March 9 (Bloomberg) — Malaysia may unveil tax cuts, public spending and other measures totaling more than 30 billion ringgit ($8 billion) tomorrow, more than four times an earlier plan, as it seeks to avoid a recession this year.
Malaysia needs a second stimulus of at least 33 billion ringgit, according to AmResearch Sdn. economist Manokaran Mottain. Deputy Finance Minister Kong Cho Ha told the Chinese- language Sin Chew Daily last month the government will announce an additional package of 30 billion ringgit to sustain economic growth and stem rising unemployment.
Asian nations have unveiled stimulus plans worth almost $700 billion and cut borrowing costs as the global slump pushed Japan, Hong Kong, Singapore and Taiwan into recession. Malaysia’s economy grew at the slowest pace in seven years last quarter as falling exports hurt companies including Malaysian Pacific Industries Bhd. and job losses surged.

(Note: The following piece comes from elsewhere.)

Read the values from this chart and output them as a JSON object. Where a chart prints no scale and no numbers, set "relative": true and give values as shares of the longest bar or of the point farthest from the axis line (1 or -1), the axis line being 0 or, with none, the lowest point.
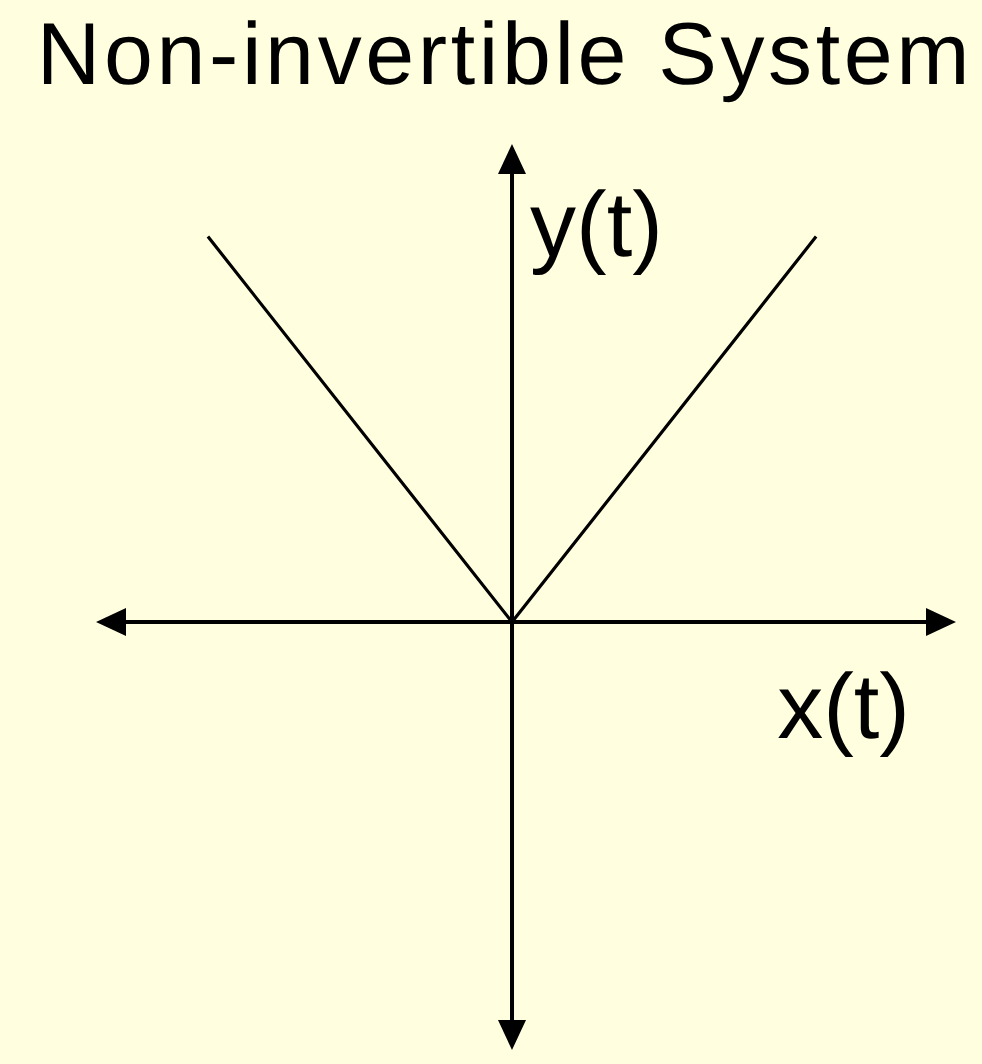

“The spectre of a technical recession for Malaysia in the first half of 2009 is now a certainty while an outright recession for the full-year is inevitable,” said Azrul Azwar Ahmad Tajudin, an economist at Bank Islam Malaysia Bhd. in Kuala Lumpur. “We seriously need a bold and decisive policy action with more aggressive fiscal and monetary measures.”
Malaysia will allocate 5 billion ringgit on development and another 5 billion ringgit on “operational” spending as part of its second stimulus package, Deputy Finance Minister Kong said March 5. The total package may be worth as much as 35 billion ringgit, Agence France-Presse reported yesterday, citing a government official it didn’t identify.
Finance Minister Najib Razak, who has said the second stimulus plan, or so-called mini budget, will be “bigger and more comprehensive” than a 7 billion-ringgit package in November, is due to table the new plan in parliament tomorrow.
Malaysia’s five- and 10-year government bonds have slumped in the past six weeks on concern the government will increase debt sales to fund a widening budget deficit. Yields on the note maturing in April 2014 rose to the highest level since Nov. 24 on March 6.
The finance ministry will sell 4.5 billion ringgit of the benchmark five-year notes on March 12, the single biggest offering since June 2004. Markets in Malaysia are closed today for a public holiday.
The government’s additional spending may increase this year’s budget deficit to as much as 7.6 percent of gross domestic product, more than the 4.8 percent estimated in November, according to Citigroup Inc. That would be the biggest gap since 1987, according to Bloomberg calculations using government data for the budget balance and GDP at current prices.
“The priority for the government now is to cushion the economy from the severe global recession and to spur economic growth,” Peck Boon Soon, an economist at RHB Research Institute Sdn., said in a March 6 report in Kuala Lumpur. “We view the worsening budget deficit and a potential downgrade in credit rating as a secondary concern” as long as it is temporary.